Where better to spend a rainy summer’s night than on the top of a multi-storey car park in Peckham. It was my second visit to Frank’s bar, after heading there last month to be the overage representative at a young journalist meet-up, and opening myself up to embarrassment by having spent the day on a protest march and not being a Tory.
It’s a strange place, being as it is something of a posh white kid ghetto in a poor and racially diverse neighbourhood. The McDonald’s across the road is a better bet for overhearing interesting conversation – last night, two old gents were whiling away the evening singing snippets of gorgeous old songs and discussing homelessless – but the lure of concrete was too much to resist.
We followed the car park with a quick trip to four quarters, a video game arcade bar. There we played crystal castles for the first time, in which you guide an ewok-like creature around some hauntingly lovely level designs. The verdict? “Actually, much better than the band.”

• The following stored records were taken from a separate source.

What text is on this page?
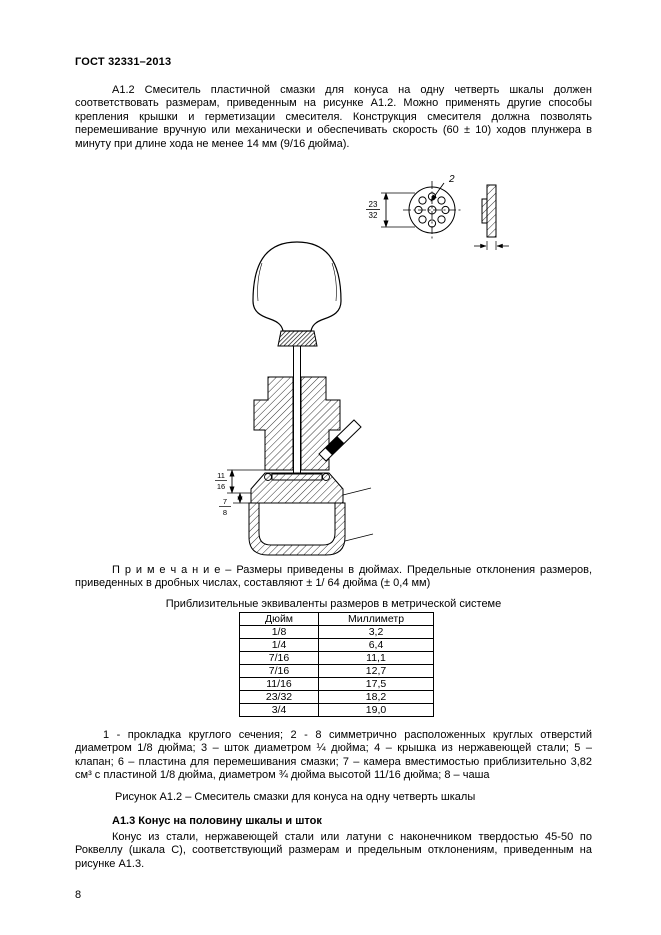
ГОСТ 32331–2013

А1.2 Смеситель пластичной смазки для конуса на одну четверть шкалы должен соответствовать размерам, приведенным на рисунке А1.2. Можно применять другие способы крепления крышки и герметизации смесителя. Конструкция смесителя должна позволять перемешивание вручную или механически и обеспечивать скорость (60 ± 10) ходов плунжера в минуту при длине хода не менее 14 мм (9/16 дюйма).

2
23
32
11
16
7
8

П р и м е ч а н и е – Размеры приведены в дюймах. Предельные отклонения размеров, приведенных в дробных числах, составляют ± 1/ 64 дюйма (± 0,4 мм)

Приблизительные эквиваленты размеров в метрической системе
Дюйм	Миллиметр
1/8	3,2
1/4	6,4
7/16	11,1
7/16	12,7
11/16	17,5
23/32	18,2
3/4	19,0

1 - прокладка круглого сечения; 2 - 8 симметрично расположенных круглых отверстий диаметром 1/8 дюйма; 3 – шток диаметром ¼ дюйма; 4 – крышка из нержавеющей стали; 5 – клапан; 6 – пластина для перемешивания смазки; 7 – камера вместимостью приблизительно 3,82 см³ с пластиной 1/8 дюйма, диаметром ¾ дюйма высотой 11/16 дюйма; 8 – чаша

Рисунок А1.2 – Смеситель смазки для конуса на одну четверть шкалы
А1.3 Конус на половину шкалы и шток

Конус из стали, нержавеющей стали или латуни с наконечником твердостью 45-50 по Роквеллу (шкала С), соответствующий размерам и предельным отклонениям, приведенным на рисунке А1.3.

8
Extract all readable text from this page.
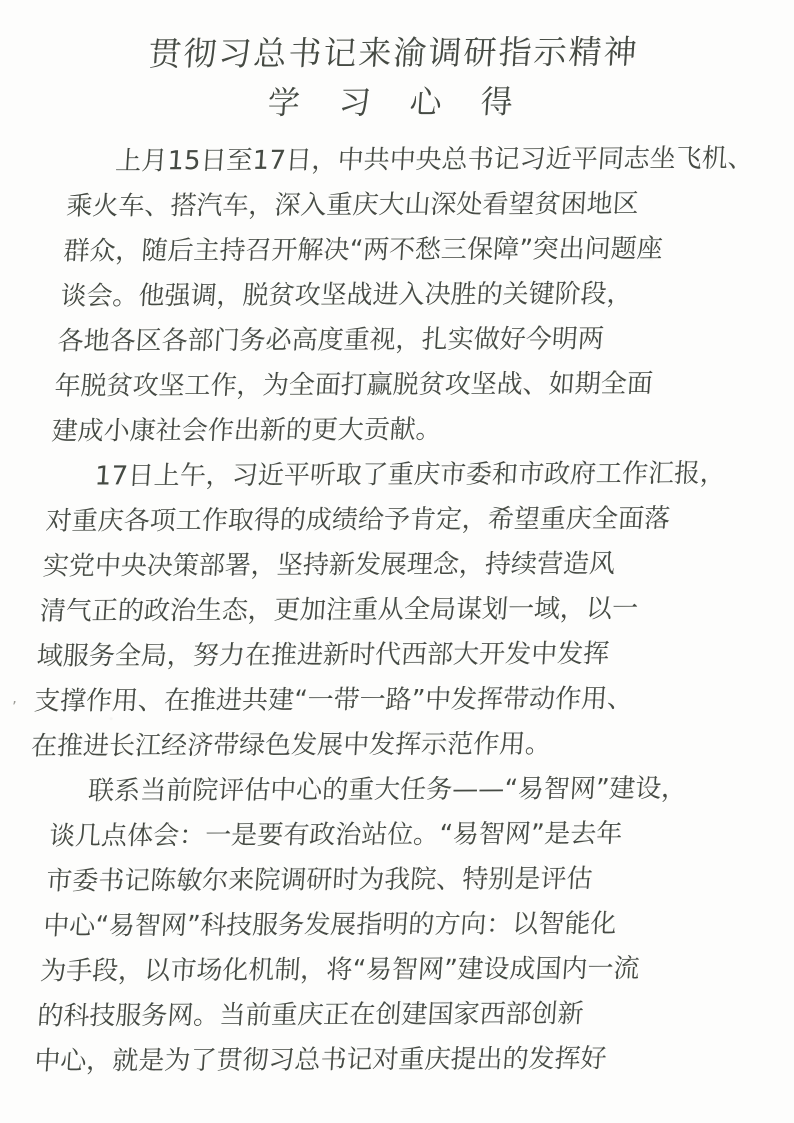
贯彻习总书记来渝调研指示精神
学 习 心 得
上月15日至17日，中共中央总书记习近平同志坐飞机、
乘火车、搭汽车，深入重庆大山深处看望贫困地区
群众，随后主持召开解决“两不愁三保障”突出问题座
谈会。他强调，脱贫攻坚战进入决胜的关键阶段，
各地各区各部门务必高度重视，扎实做好今明两
年脱贫攻坚工作，为全面打赢脱贫攻坚战、如期全面
建成小康社会作出新的更大贡献。
17日上午，习近平听取了重庆市委和市政府工作汇报，
对重庆各项工作取得的成绩给予肯定，希望重庆全面落
实党中央决策部署，坚持新发展理念，持续营造风
清气正的政治生态，更加注重从全局谋划一域，以一
域服务全局，努力在推进新时代西部大开发中发挥
支撑作用、在推进共建“一带一路”中发挥带动作用、
在推进长江经济带绿色发展中发挥示范作用。
联系当前院评估中心的重大任务——“易智网”建设，
谈几点体会：一是要有政治站位。“易智网”是去年
市委书记陈敏尔来院调研时为我院、特别是评估
中心“易智网”科技服务发展指明的方向：以智能化
为手段，以市场化机制，将“易智网”建设成国内一流
的科技服务网。当前重庆正在创建国家西部创新
中心，就是为了贯彻习总书记对重庆提出的发挥好
ʼ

There was also time to drop a few quarters on asteroids, still a perfectly designed and addictive game after all these years. It’s a game best experienced in its original game cabinet format: one button to spin clockwise, another to spin anti-clockwise. A button to fire your thrusters, another to fire your laser. And a button to ‘warp’ when in trouble, only to reappear on the screen somewhere even more dangerous. Spin, float, fire, repeat. Absolute bliss – it should be available on the NHS.